As I explained already: it is *not* the (scary sounding) PDF-1.7/ISO3200-1
compliant file attachment that should be implemented. It is the PDF-1.3 one....

[....]

> > Oh! And how do you currently open a Hybrid PDF with LO?!??
> > 
> > (You look at the key special entry in the trailer section. You can still
> > keep that, or a slightly modified key entry for LO's benefit to make it
> > easier to recognize its own source document format as being embedded. But
> > add the other modifications for the benefit of other PDF processing
> > applications to recognize the embedded file.)
> 
> Not sure... Reading the code, for import it looks like we parse everything
> beyond the PDF ending--and extract our content streams of interest matched
> only against MIME type.

I can't read the code... but I can read+analyze the PDF's source code.

For *importing* a PDF, there are two possibilities:

1. You have an OO-/LO-generated "hybrid" PDF: discover+extract the ODT stream
2. You have a no-hybrid PDF: open it with LO-Draw.

For case (1), the most efficient procedure would be:

1. Read the PDF trailer. It is at the end of the file. Each and every PDF 
   reader has to do that and has to start reading there. The trailer contains
   an entry pointing to the byte offset to the start of the xref table.

2. For OO-/LO-generated PDFs, the trailer also contains the "proprietary"
   key:

     /AdditionalStreams [/application#2Fvnd#2Eoasis#2Eopendocument#2Etext 6 0 R]

   This key names the PDF object number (here: object number 6) which has a
   stream that contains the ODT document.

3. Jump to the xref table and read it.
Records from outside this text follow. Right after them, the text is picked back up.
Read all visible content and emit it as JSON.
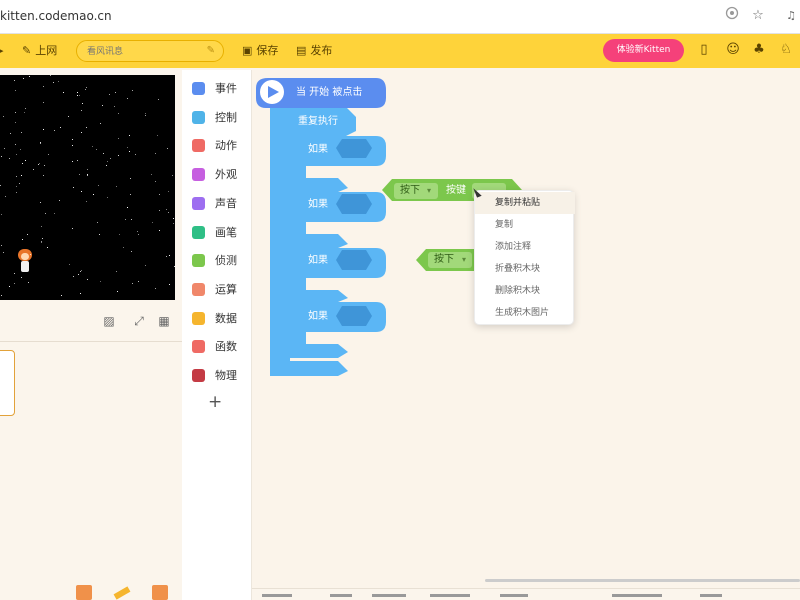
{
  "browser": {
    "url": "kitten.codemao.cn"
  },
  "toolbar": {
    "online_label": "上网",
    "title_placeholder": "看风讯息",
    "save_label": "保存",
    "publish_label": "发布",
    "try_label": "体验新Kitten"
  },
  "categories": [
    {
      "label": "事件",
      "color": "#5b8def"
    },
    {
      "label": "控制",
      "color": "#4fb3e8"
    },
    {
      "label": "动作",
      "color": "#ef6a64"
    },
    {
      "label": "外观",
      "color": "#c65fe0"
    },
    {
      "label": "声音",
      "color": "#9d6ef0"
    },
    {
      "label": "画笔",
      "color": "#2fbf86"
    },
    {
      "label": "侦测",
      "color": "#7cc74c"
    },
    {
      "label": "运算",
      "color": "#f0876a"
    },
    {
      "label": "数据",
      "color": "#f5b52e"
    },
    {
      "label": "函数",
      "color": "#ef6a64"
    },
    {
      "label": "物理",
      "color": "#c43b44"
    }
  ],
  "blocks": {
    "start_label": "当 开始 被点击",
    "repeat_label": "重复执行",
    "if_label": "如果",
    "key_press_label": "按下",
    "key_label": "按键"
  },
  "context_menu": {
    "items": [
      "复制并粘贴",
      "复制",
      "添加注释",
      "折叠积木块",
      "删除积木块",
      "生成积木图片"
    ]
  }
}
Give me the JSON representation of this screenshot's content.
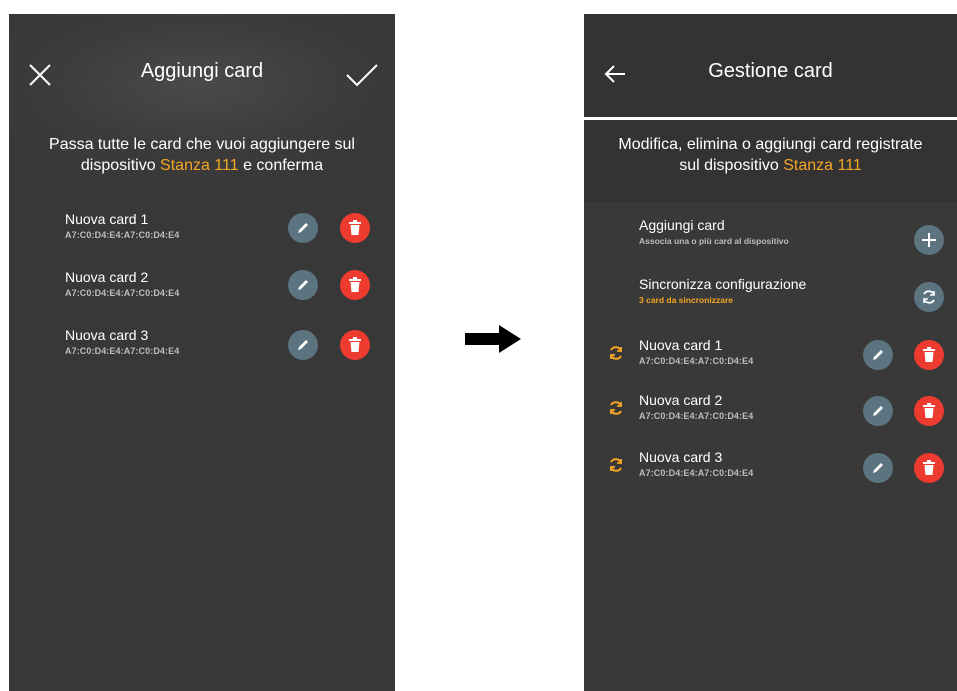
{
  "left_screen": {
    "title": "Aggiungi card",
    "close_icon": "close-icon",
    "confirm_icon": "check-icon",
    "intro_line1": "Passa tutte le card che vuoi aggiungere sul",
    "intro_line2_prefix": "dispositivo ",
    "intro_device": "Stanza 111",
    "intro_line2_suffix": " e conferma",
    "cards": [
      {
        "name": "Nuova card 1",
        "mac": "A7:C0:D4:E4:A7:C0:D4:E4"
      },
      {
        "name": "Nuova card 2",
        "mac": "A7:C0:D4:E4:A7:C0:D4:E4"
      },
      {
        "name": "Nuova card 3",
        "mac": "A7:C0:D4:E4:A7:C0:D4:E4"
      }
    ]
  },
  "transition_icon": "right-arrow-icon",
  "right_screen": {
    "title": "Gestione card",
    "back_icon": "back-arrow-icon",
    "intro_line1": "Modifica, elimina o aggiungi card registrate",
    "intro_line2_prefix": "sul dispositivo ",
    "intro_device": "Stanza 111",
    "add_card": {
      "label": "Aggiungi card",
      "sub": "Associa una o più card al dispositivo"
    },
    "sync": {
      "label": "Sincronizza configurazione",
      "sub": "3 card da sincronizzare"
    },
    "cards": [
      {
        "name": "Nuova card 1",
        "mac": "A7:C0:D4:E4:A7:C0:D4:E4"
      },
      {
        "name": "Nuova card 2",
        "mac": "A7:C0:D4:E4:A7:C0:D4:E4"
      },
      {
        "name": "Nuova card 3",
        "mac": "A7:C0:D4:E4:A7:C0:D4:E4"
      }
    ]
  },
  "colors": {
    "accent": "#f5a623",
    "edit": "#5b7480",
    "delete": "#ee3b2f",
    "background": "#3a3a3a"
  }
}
The xref table contains a list of 
   all used PDF objects and their respective file offsets.

4. Jump to the byte offset named for the object no. 6 and extract the stream
   content. The stream content is a 1:1 copy of the original ODT file.
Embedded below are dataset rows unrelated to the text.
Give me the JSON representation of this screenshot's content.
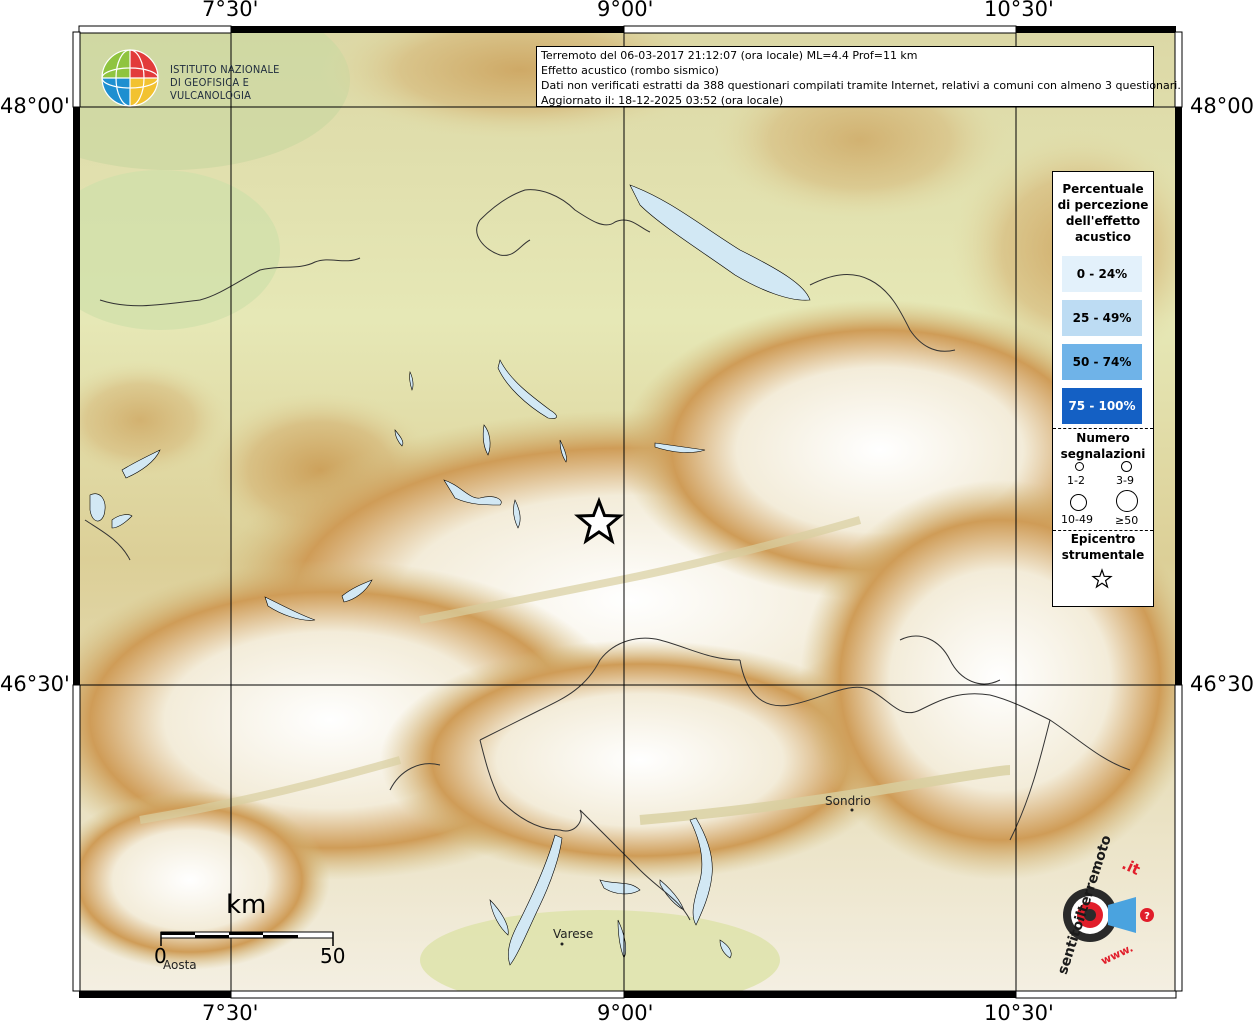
{
  "map": {
    "lon_labels": [
      "7°30'",
      "9°00'",
      "10°30'"
    ],
    "lat_labels": [
      "48°00'",
      "46°30'"
    ],
    "colors": {
      "lowland": "#e8ebb8",
      "hills": "#d9c98e",
      "mountain": "#c8944a",
      "high": "#ffffff",
      "water": "#d2e8f4",
      "grid": "#000000",
      "border": "#333333"
    }
  },
  "header": {
    "line1": "Terremoto del 06-03-2017 21:12:07 (ora locale) ML=4.4 Prof=11 km",
    "line2": "Effetto acustico (rombo sismico)",
    "line3": "Dati non verificati estratti da 388 questionari compilati tramite Internet, relativi a comuni con almeno 3 questionari.",
    "line4": "Aggiornato il: 18-12-2025 03:52 (ora locale)"
  },
  "logo": {
    "line1": "ISTITUTO NAZIONALE",
    "line2": "DI GEOFISICA E VULCANOLOGIA",
    "icon": "ingv-globe-icon"
  },
  "legend": {
    "title_lines": [
      "Percentuale",
      "di percezione",
      "dell'effetto",
      "acustico"
    ],
    "classes": [
      {
        "label": "0 - 24%",
        "color": "#e3f1fb"
      },
      {
        "label": "25 - 49%",
        "color": "#bddcf3"
      },
      {
        "label": "50 - 74%",
        "color": "#6fb3e8"
      },
      {
        "label": "75 - 100%",
        "color": "#1460c4"
      }
    ],
    "count_title_lines": [
      "Numero",
      "segnalazioni"
    ],
    "counts": [
      "1-2",
      "3-9",
      "10-49",
      "≥50"
    ],
    "epicenter_title_lines": [
      "Epicentro",
      "strumentale"
    ],
    "epicenter_icon": "star-icon"
  },
  "places": [
    {
      "name": "Sondrio"
    },
    {
      "name": "Varese"
    },
    {
      "name": "Aosta"
    }
  ],
  "scale": {
    "unit": "km",
    "start": "0",
    "end": "50"
  },
  "badge": {
    "text_main": "sentitoilterremoto",
    "text_suffix": ".it",
    "text_bottom": "www.",
    "icon": "megaphone-icon"
  }
}
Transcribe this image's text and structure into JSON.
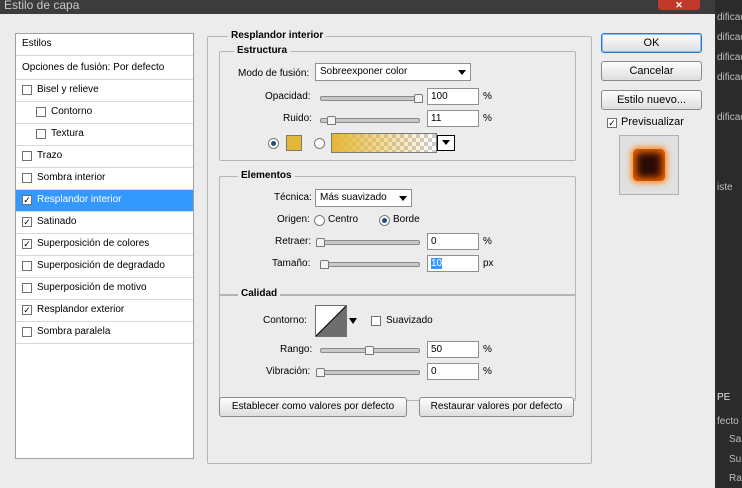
{
  "window": {
    "title": "Estilo de capa"
  },
  "left_panel": {
    "styles_header": "Estilos",
    "blend_options": "Opciones de fusión: Por defecto",
    "items": [
      {
        "label": "Bisel y relieve",
        "checked": false,
        "indent": false
      },
      {
        "label": "Contorno",
        "checked": false,
        "indent": true
      },
      {
        "label": "Textura",
        "checked": false,
        "indent": true
      },
      {
        "label": "Trazo",
        "checked": false,
        "indent": false
      },
      {
        "label": "Sombra interior",
        "checked": false,
        "indent": false
      },
      {
        "label": "Resplandor interior",
        "checked": true,
        "indent": false,
        "selected": true
      },
      {
        "label": "Satinado",
        "checked": true,
        "indent": false
      },
      {
        "label": "Superposición de colores",
        "checked": true,
        "indent": false
      },
      {
        "label": "Superposición de degradado",
        "checked": false,
        "indent": false
      },
      {
        "label": "Superposición de motivo",
        "checked": false,
        "indent": false
      },
      {
        "label": "Resplandor exterior",
        "checked": true,
        "indent": false
      },
      {
        "label": "Sombra paralela",
        "checked": false,
        "indent": false
      }
    ]
  },
  "main": {
    "group_title": "Resplandor interior",
    "structure": {
      "title": "Estructura",
      "blend_mode_label": "Modo de fusión:",
      "blend_mode_value": "Sobreexponer color",
      "opacity_label": "Opacidad:",
      "opacity_value": "100",
      "opacity_level": 1.0,
      "opacity_unit": "%",
      "noise_label": "Ruido:",
      "noise_value": "11",
      "noise_level": 0.11,
      "noise_unit": "%",
      "color": "#e5b737"
    },
    "elements": {
      "title": "Elementos",
      "technique_label": "Técnica:",
      "technique_value": "Más suavizado",
      "origin_label": "Origen:",
      "origin_center": "Centro",
      "origin_edge": "Borde",
      "choke_label": "Retraer:",
      "choke_value": "0",
      "choke_level": 0.0,
      "choke_unit": "%",
      "size_label": "Tamaño:",
      "size_value": "10",
      "size_level": 0.04,
      "size_unit": "px"
    },
    "quality": {
      "title": "Calidad",
      "contour_label": "Contorno:",
      "antialias_label": "Suavizado",
      "range_label": "Rango:",
      "range_value": "50",
      "range_level": 0.5,
      "range_unit": "%",
      "jitter_label": "Vibración:",
      "jitter_value": "0",
      "jitter_level": 0.0,
      "jitter_unit": "%"
    },
    "set_default_button": "Establecer como valores por defecto",
    "reset_default_button": "Restaurar valores por defecto"
  },
  "actions": {
    "ok": "OK",
    "cancel": "Cancelar",
    "new_style": "Estilo nuevo...",
    "preview_label": "Previsualizar",
    "preview_checked": true
  },
  "background_strip": {
    "lines": [
      "dificad",
      "dificad",
      "dificad",
      "dificad",
      "dificad",
      "iste",
      "PE",
      "fecto",
      "Sa",
      "Su",
      "Ra"
    ]
  }
}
5. Only if you miss to evaluate above step (2), you would have to "parse
   everything beyond the PDF ending and extract our content streams of 
   interest".


> When exporting, we end the PDF stream, and then
> append a stream holding the source ODF archive. So we are not now inside the
> PDF structure at all.

Not correct. The factual PDFs generated by LO as "hybrid" do write the ODT
archive right *into* the PDF structure. In my above example, it was object
no. 6 (out of a total of 17 objects in the PDF file), and that object was at
byte offset 479 (out of a total file size of 5.023.779 Bytes).
Comment 9 V Stuart Foote 2015-11-03 22:28:05 UTC
OK, I've been schooled. Our ODF is embedded into the PDF with MIME entry in the trailer, and the stream object interspersed with other objects of he PDF "document".

We don't need the full ISO 32000-1/PDF 1.7 handling for the PDF applications to recognize them as attachments and be of use. 
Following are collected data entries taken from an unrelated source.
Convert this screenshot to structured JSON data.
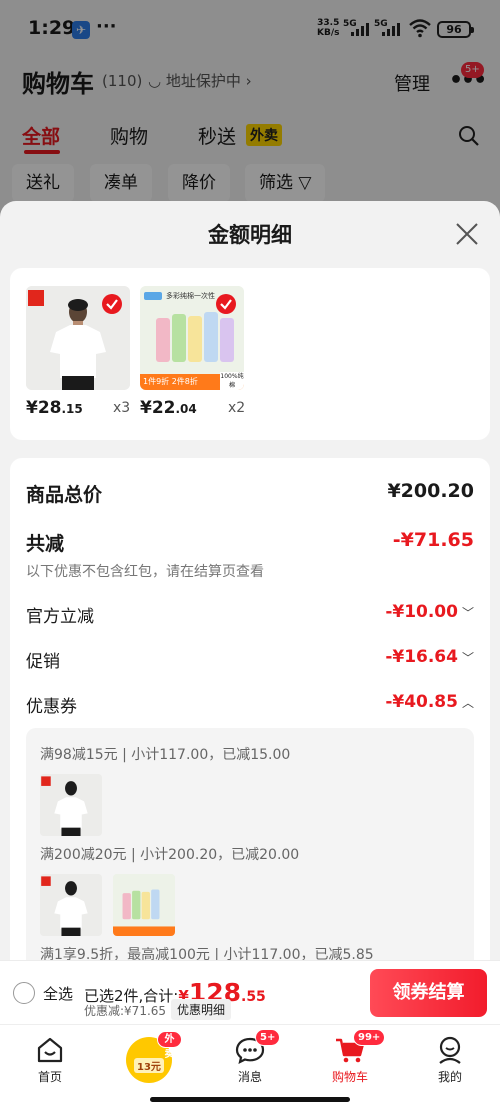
{
  "status_bar": {
    "time": "1:29",
    "dots": "···",
    "net_speed": "33.5",
    "net_unit": "KB/s",
    "sig1": "5G",
    "sig2": "5G",
    "battery": "96"
  },
  "header": {
    "title": "购物车",
    "count": "(110)",
    "address_protect": "地址保护中 ›",
    "manage": "管理",
    "more_badge": "5+"
  },
  "tabs": [
    {
      "label": "全部",
      "active": true
    },
    {
      "label": "购物"
    },
    {
      "label": "秒送"
    }
  ],
  "takeout_tag": "外卖",
  "chips": [
    "送礼",
    "凑单",
    "降价",
    "筛选"
  ],
  "sheet": {
    "title": "金额明细",
    "goods": [
      {
        "price_main": "¥28",
        "price_dec": ".15",
        "qty": "x3",
        "thumb_text": "UNIQLO"
      },
      {
        "price_main": "¥22",
        "price_dec": ".04",
        "qty": "x2",
        "banner_left": "1件9折 2件8折",
        "banner_right": "100%纯棉",
        "pack_title": "多彩纯棉一次性"
      }
    ],
    "rows": {
      "total_label": "商品总价",
      "total_value": "¥200.20",
      "reduce_label": "共减",
      "reduce_value": "-¥71.65",
      "reduce_note": "以下优惠不包含红包，请在结算页查看",
      "official_label": "官方立减",
      "official_value": "-¥10.00",
      "promo_label": "促销",
      "promo_value": "-¥16.64",
      "coupon_label": "优惠券",
      "coupon_value": "-¥40.85"
    },
    "coupon_details": [
      "满98减15元 | 小计117.00，已减15.00",
      "满200减20元 | 小计200.20，已减20.00",
      "满1享9.5折，最高减100元 | 小计117.00，已减5.85"
    ]
  },
  "checkout": {
    "select_all": "全选",
    "summary_prefix": "已选2件,合计:",
    "yen": "¥",
    "total_main": "128",
    "total_dec": ".55",
    "discount": "优惠减:¥71.65",
    "detail_chip": "优惠明细",
    "button": "领券结算"
  },
  "nav": {
    "home": "首页",
    "takeout_badge": "外卖",
    "takeout_coupon": "13元",
    "messages": "消息",
    "messages_badge": "5+",
    "cart": "购物车",
    "cart_badge": "99+",
    "mine": "我的"
  },
  "colors": {
    "accent": "#e8191f",
    "takeout_yellow": "#ffd600"
  }
}
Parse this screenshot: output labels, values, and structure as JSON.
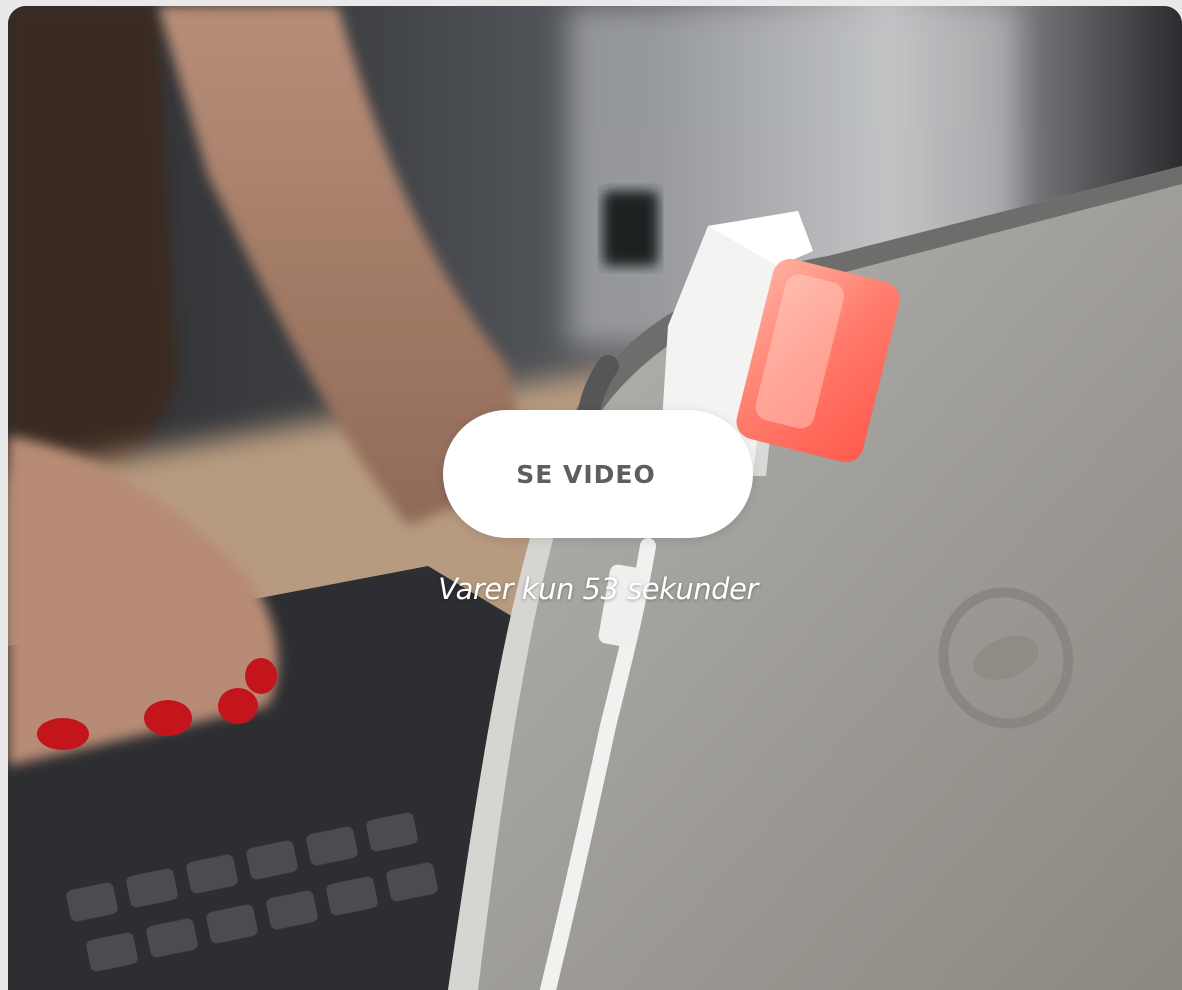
{
  "video_card": {
    "button_label": "SE VIDEO",
    "caption": "Varer kun 53 sekunder",
    "accent_colors": {
      "button_bg": "#ffffff",
      "button_text": "#5c5e62",
      "caption_text": "#ffffff",
      "indicator_light": "#ff7a6a"
    }
  }
}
Simply implementing the Embedded File Streams/Embedded Files & Name Dictionary of ISO 32000-1:2008 [7.11.4] (or PDF 1.7 [3.10.3]) mechanism from PDF 1.4 looks like it would add the ability for a compliant PDF application to identify and manipulate the embedded ODF as attachments.

Adjusting summary... 

Hybrid PDF -- implement PDF 1.4 level support for Embedded File Streams to expose ODF object stream as Attachment to the PDF document
Comment 10 David Tardon 2015-11-04 17:31:49 UTC
Note that the old import will have to be kept in any case. And that this will break the import for older LibreOffice versions.
Comment 11 V Stuart Foote 2015-11-04 17:52:24 UTC
(In reply to David Tardon from comment #10)
> Note that the old import will have to be kept in any case. And that this
> will break the import for older LibreOffice versions.

So, not a simple issue of adding the EF tag and using the Name Dictionary structure to get our existing ODF stream picked up as Attachment? Darn... I was hoping it might be benign enough to even support a back port to 5.0 as a late feature.

But, on the UX side with 4.4 approaching EOL, and 5.1 in the gate--it might be the best time to do it? Especially if it is a simple adjustment.

Yes it would require a one time "migration" for users to rebuild their Hybrid PDFs, but the source ODF would not be affected. 

After that would be good going forward, but with support of the Embedded File attachment structure useful to other PDF readers.

Not too egregious from a UX perspective.